Keep the base instructions in English and append the desired language (e.g., “Respond in German”). This mirrors our recommendation for caption prompts and tends to be more reliable than asking the model to output multiple languages simultaneously.

PhotoPrism evaluates models from the bottom of the list upwards, so placing the Ollama entry after the Nasnet fallback ensures it is picked first while Nasnet remains available as a backup.

PhotoPrism records Ollama-generated labels with the ollama metadata source automatically, so you do not need to request a specific source field in the schema or pass --source to the CLI unless you want to override the default.

Scheduling Options

  • Run: newly-indexed (recommended) runs the Ollama model via the metadata worker shortly after new photos are indexed. This keeps the indexing pipeline responsive while still updating metadata within minutes.
  • Run: on-index executes during the primary indexing process. Only use this for lightweight or local models; external calls will otherwise lengthen imports noticeably.
  • Run: manual disables automatic execution so you can invoke the model explicitly via photoprism vision run -m labels.

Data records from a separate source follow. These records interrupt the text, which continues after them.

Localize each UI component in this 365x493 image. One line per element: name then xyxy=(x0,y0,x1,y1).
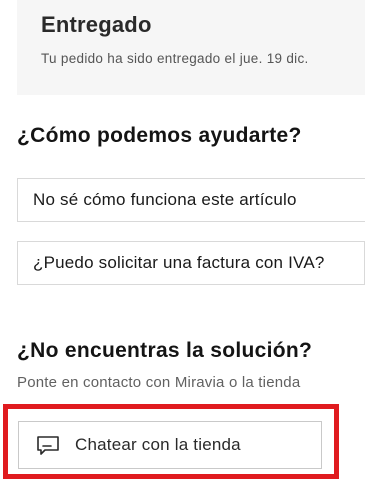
contact-description: Ponte en contacto con Miravia o la tiend… xyxy=(17,374,301,391)
delivery-status-text: Tu pedido ha sido entregado el jue. 19 d… xyxy=(41,51,309,66)
chat-with-store-button[interactable]: Chatear con la tienda xyxy=(18,421,322,469)
chat-icon xyxy=(36,433,60,457)
help-heading: ¿Cómo podemos ayudarte? xyxy=(17,124,302,147)
help-option-invoice-vat[interactable]: ¿Puedo solicitar una factura con IVA? xyxy=(17,241,365,285)
order-help-page: Entregado Tu pedido ha sido entregado el… xyxy=(0,0,365,493)
help-option-how-it-works[interactable]: No sé cómo funciona este artículo xyxy=(17,178,365,222)
contact-heading: ¿No encuentras la solución? xyxy=(17,339,313,362)
chat-button-label: Chatear con la tienda xyxy=(75,435,241,454)
delivery-status-title: Entregado xyxy=(41,12,152,37)
delivery-status-card: Entregado Tu pedido ha sido entregado el… xyxy=(17,0,365,95)
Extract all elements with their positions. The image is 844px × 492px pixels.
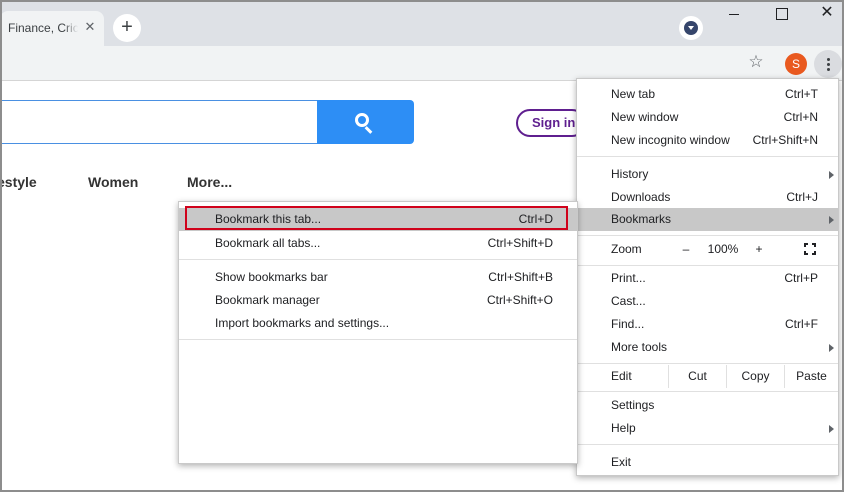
menu-item-new-incognito-window[interactable]: New incognito window Ctrl+Shift+N xyxy=(577,129,838,152)
menu-item-shortcut: Ctrl+Shift+N xyxy=(752,133,818,147)
nav-link-lifestyle[interactable]: estyle xyxy=(0,174,37,190)
submenu-item-import-bookmarks[interactable]: Import bookmarks and settings... xyxy=(179,312,577,335)
zoom-out-button[interactable]: – xyxy=(672,238,700,261)
site-search-input[interactable] xyxy=(0,100,318,144)
submenu-separator xyxy=(179,259,577,260)
menu-separator xyxy=(577,444,838,445)
menu-item-zoom: Zoom – 100% + xyxy=(577,238,838,261)
menu-item-label: Edit xyxy=(611,369,632,383)
kebab-dot-icon xyxy=(826,58,830,61)
kebab-dot-icon xyxy=(826,63,830,66)
menu-item-cast[interactable]: Cast... xyxy=(577,290,838,313)
submenu-item-show-bookmarks-bar[interactable]: Show bookmarks bar Ctrl+Shift+B xyxy=(179,266,577,289)
tab-title: Finance, Cricket xyxy=(8,21,78,35)
menu-item-label: History xyxy=(611,167,649,181)
menu-item-label: Bookmarks xyxy=(611,212,672,226)
submenu-arrow-icon xyxy=(829,344,834,352)
fullscreen-icon[interactable] xyxy=(804,243,816,255)
tab-search-icon[interactable] xyxy=(679,16,703,40)
submenu-item-bookmark-manager[interactable]: Bookmark manager Ctrl+Shift+O xyxy=(179,289,577,312)
submenu-arrow-icon xyxy=(829,425,834,433)
menu-item-bookmarks[interactable]: Bookmarks xyxy=(577,208,838,231)
menu-item-new-window[interactable]: New window Ctrl+N xyxy=(577,106,838,129)
menu-separator xyxy=(577,391,838,392)
menu-item-label: Find... xyxy=(611,317,645,331)
menu-item-shortcut: Ctrl+F xyxy=(785,317,818,331)
menu-item-label: New window xyxy=(611,110,679,124)
new-tab-button[interactable]: + xyxy=(113,14,141,42)
copy-button[interactable]: Copy xyxy=(726,365,784,388)
submenu-arrow-icon xyxy=(829,171,834,179)
chrome-main-menu: New tab Ctrl+T New window Ctrl+N New inc… xyxy=(576,78,839,476)
tab-strip: Finance, Cricket ✕ + ✕ xyxy=(0,0,844,46)
kebab-dot-icon xyxy=(826,68,830,71)
cut-button[interactable]: Cut xyxy=(668,365,726,388)
submenu-item-label: Import bookmarks and settings... xyxy=(215,316,390,330)
zoom-in-button[interactable]: + xyxy=(745,238,773,261)
submenu-arrow-icon xyxy=(829,216,834,224)
bookmark-star-icon[interactable]: ☆ xyxy=(746,52,766,72)
menu-item-shortcut: Ctrl+T xyxy=(785,87,818,101)
maximize-button[interactable] xyxy=(769,3,793,23)
submenu-item-label: Bookmark manager xyxy=(215,293,320,307)
nav-link-more[interactable]: More... xyxy=(187,174,232,190)
menu-item-shortcut: Ctrl+P xyxy=(784,271,818,285)
menu-separator xyxy=(577,235,838,236)
close-window-button[interactable]: ✕ xyxy=(815,3,839,23)
tab-close-icon[interactable]: ✕ xyxy=(82,19,98,35)
menu-item-new-tab[interactable]: New tab Ctrl+T xyxy=(577,83,838,106)
menu-item-label: Settings xyxy=(611,398,655,412)
submenu-item-bookmark-all-tabs[interactable]: Bookmark all tabs... Ctrl+Shift+D xyxy=(179,232,577,255)
paste-button[interactable]: Paste xyxy=(784,365,838,388)
minimize-button[interactable] xyxy=(722,3,746,23)
profile-avatar[interactable]: S xyxy=(785,53,807,75)
browser-tab[interactable]: Finance, Cricket ✕ xyxy=(0,11,104,46)
nav-link-women[interactable]: Women xyxy=(88,174,138,190)
menu-item-help[interactable]: Help xyxy=(577,417,838,440)
submenu-item-shortcut: Ctrl+Shift+D xyxy=(487,236,553,250)
menu-item-label: Downloads xyxy=(611,190,671,204)
menu-item-label: New incognito window xyxy=(611,133,730,147)
submenu-item-shortcut: Ctrl+Shift+O xyxy=(486,293,553,307)
menu-item-settings[interactable]: Settings xyxy=(577,394,838,417)
site-search-button[interactable] xyxy=(317,100,414,144)
bookmarks-submenu: Bookmark this tab... Ctrl+D Bookmark all… xyxy=(178,201,578,464)
submenu-item-shortcut: Ctrl+Shift+B xyxy=(488,270,553,284)
search-icon-handle xyxy=(364,126,373,134)
address-bar[interactable] xyxy=(0,50,778,78)
menu-item-label: Zoom xyxy=(611,242,642,256)
menu-separator xyxy=(577,265,838,266)
chrome-menu-button[interactable] xyxy=(814,50,842,78)
menu-item-shortcut: Ctrl+N xyxy=(783,110,818,124)
menu-item-label: Print... xyxy=(611,271,646,285)
menu-item-label: Cast... xyxy=(611,294,646,308)
menu-item-downloads[interactable]: Downloads Ctrl+J xyxy=(577,186,838,209)
menu-item-label: More tools xyxy=(611,340,668,354)
menu-item-label: Help xyxy=(611,421,636,435)
menu-item-label: Exit xyxy=(611,455,632,469)
menu-item-history[interactable]: History xyxy=(577,163,838,186)
menu-item-more-tools[interactable]: More tools xyxy=(577,336,838,359)
submenu-item-label: Show bookmarks bar xyxy=(215,270,328,284)
menu-separator xyxy=(577,363,838,364)
zoom-level: 100% xyxy=(707,242,739,256)
submenu-item-label: Bookmark all tabs... xyxy=(215,236,321,250)
search-icon xyxy=(355,113,369,127)
menu-item-find[interactable]: Find... Ctrl+F xyxy=(577,313,838,336)
browser-toolbar: ☆ S xyxy=(0,46,844,81)
annotation-highlight-box xyxy=(185,206,568,230)
menu-item-print[interactable]: Print... Ctrl+P xyxy=(577,267,838,290)
menu-item-label: New tab xyxy=(611,87,656,101)
menu-item-edit: Edit Cut Copy Paste xyxy=(577,365,838,388)
submenu-separator xyxy=(179,339,577,340)
menu-item-exit[interactable]: Exit xyxy=(577,451,838,474)
menu-separator xyxy=(577,156,838,157)
menu-item-shortcut: Ctrl+J xyxy=(786,190,818,204)
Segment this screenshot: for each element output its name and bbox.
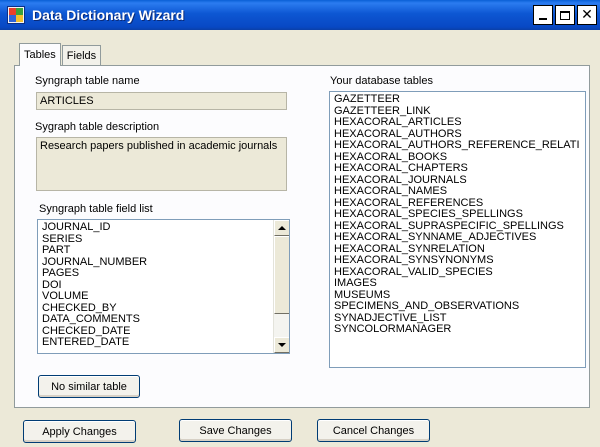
scroll-up-icon	[278, 226, 286, 230]
field-list-item[interactable]: DATA_COMMENTS	[38, 313, 273, 326]
scroll-thumb[interactable]	[274, 236, 289, 314]
field-list-label: Syngraph table field list	[39, 203, 153, 215]
table-description-field[interactable]: Research papers published in academic jo…	[36, 137, 287, 191]
field-list-item[interactable]: ENTERED_DATE	[38, 336, 273, 349]
scroll-up-button[interactable]	[274, 220, 289, 236]
database-table-item[interactable]: HEXACORAL_CHAPTERS	[330, 162, 585, 175]
field-list-scrollbar[interactable]	[273, 220, 289, 353]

Step 4: Restart PhotoPrism

Run the following commands to restart photoprism and apply the new settings:

docker compose stop photoprism
docker compose up -d

Test the integration with:

docker compose exec photoprism photoprism vision run -m labels --count 5 --force

Troubleshooting

Verify Active Configuration

docker compose exec photoprism photoprism vision ls

Ensure the output lists both Nasnet (default) and your Ollama label model. If the custom entry is missing, double-check the YAML indentation, file name (vision.yml, not .yaml), or environment overrides.

Schema or JSON Errors

If PhotoPrism logs vision: invalid label payload from ollama, the model returned data that didn’t match the expected structure. Confirm that:

  • The adapter injected schema instructions (keep System/Prompt intact or reuse the defaults).

PhotoPrism may fall back to the existing TensorFlow Nasnet model when the Ollama response cannot be parsed.

Latency & Timeouts

Structured responses introduce additional parsing overhead. If you encounter timeouts:

  • Increase the global service timeout (e.g., ServiceTimeout in advanced deployments) if needed.
  • Reduce image resolution (Resolution: 500) or use smaller models.
  • Keep Options.Temperature low to encourage deterministic output.

GPU Considerations

When Ollama uses GPUs, long-running sessions might degrade over time due to VRAM fragmentation. Restart the Ollama container to recover performance:

docker compose down ollama
docker compose up -d ollama

  1. Available to all users with the next stable version, see our release notes for details. 

  2. Unrelated configuration details have been omitted for brevity.